This season, SASUPHI presented its Autumn/Winter 2026 collection during Milan Fashion Week, offering a focused study in what the brand calls the Architecture of Femininity. The collection builds on the house’s Milanese sensibility, positioning the SASUPHI woman as cultured, intuitive, and quietly powerful.
This season reads as a distilled expression of the label’s identity. Milan itself functions as both influence and framework, reflecting a city shaped by layered eras and disciplined design thinking. The result is a collection grounded in restraint yet alive with subtle tension.
At the core of the AW26 SASUPHI collection sits knitwear, which moves beyond its traditional supporting role to become the primary architectural element of the wardrobe. Cashmere and silk form the foundation, reinforcing the brand’s ongoing commitment to material integrity.

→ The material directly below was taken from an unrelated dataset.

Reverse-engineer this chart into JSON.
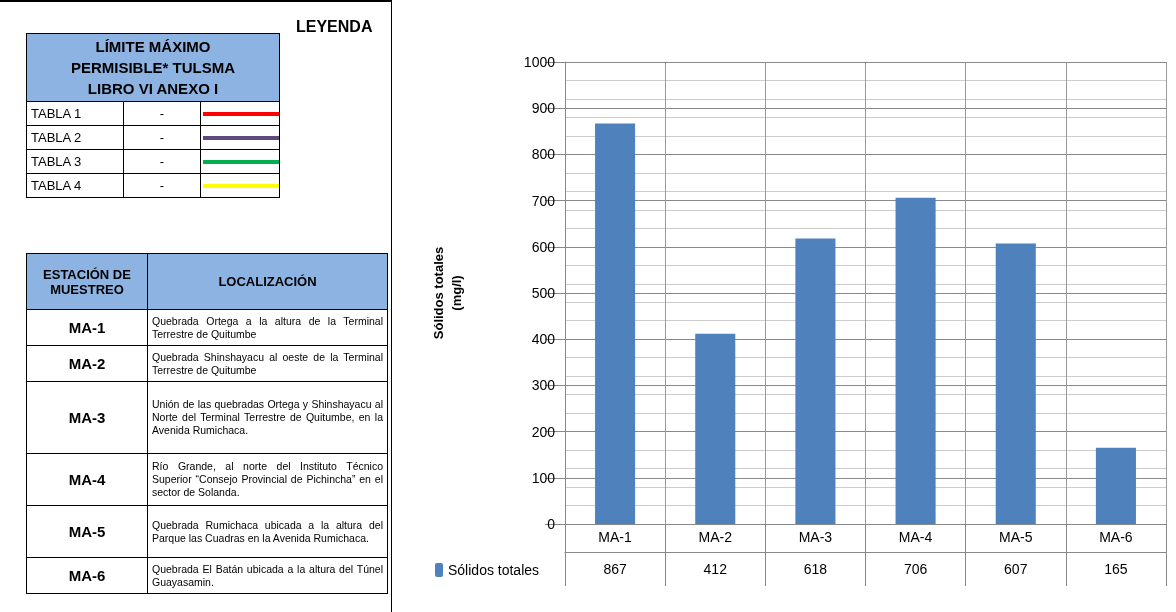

Chunky cashmere rendered in a vertically graphic English rib establishes strong silhouettes across the lineup. Bell shaped capes, sculptural skirts, and padded collars conceived almost as jewelry pieces demonstrate how knit becomes form, not embellishment. Oversized wide brimmed hats continue this structural language, reinforcing the collection’s graphic clarity.
Here, knitwear functions as the framework of the look, not an afterthought.
Around this knit driven core, the wardrobe expands through a refined approach to tailoring. Soft, deconstructed cashmere and wool suits introduce ease without sacrificing authority, while silk tailoring subtly reframes traditional formality.
The silhouettes remain graphic but never rigid. The SASUPHI woman adjusts her look instinctively as the day progresses, recalibrating proportion, texture, and color with quiet confidence. The collection avoids hard transitions between day and evening, instead presenting a fluid wardrobe built for continuous movement.
Texture plays a central role in shaping the visual rhythm of AW26. Checked and herringbone wools establish a tailored backbone, while liquid silks in silver and gold introduce moments of controlled unpredictability.
Duchesse, silk twill, and double satin add further dimension, creating a dialogue between structure and fluidity. Fabric selection begins with tactility and comfort against the skin, underscoring the brand’s emphasis on garments that deliver both presence and ease.
Italian craftsmanship remains the discipline anchoring the entire collection.
The palette draws directly from Milan’s urban identity. Navy, bordeaux, grey, military green, and camel ground the collection, while black and white define its architectural clarity.
Into this restrained base, SASUPHI introduces carefully placed accents of mint, pink, lemon yellow, light blue, and orange red. These moments of color are used with intention, sharpening silhouettes and creating visual rhythm. Metallic silver and gold appear sparingly, functioning as deliberate interruptions within the otherwise controlled composition.
Autumn/Winter 2026 also marks a notable expansion for the brand with the introduction of its first shoe, PHI, developed in collaboration with Diego Dolcini.
Guided by the Golden Ratio, a mathematical principle associated with balanced proportion, the design is built around a considered mid heel intended for both day and evening wear. The shoe pairs soft black leather with colored duchesse silk, maintaining the collection’s focus on material contrast.
Styled with black cashmere gaiters, PHI evolves visually into a boot, reinforcing the collection’s graphic discipline.
The show took place at Fondazione Giangiacomo Feltrinelli, the Herzog and de Meuron designed cultural space that embodies Milan’s ongoing dialogue between heritage and modernity.
The venue choice was deliberate. Much like the collection itself, the architecture reflects a city that continues to evolve while maintaining its cultural foundation. Within this setting, SASUPHI’s Autumn/Winter 2026 offering felt precisely calibrated to its environment.
With the Architecture of Femininity, SASUPHI refines its language with notable clarity. The collection does not rely on excess to communicate strength. Instead, it builds authority through proportion, material intelligence, and disciplined design.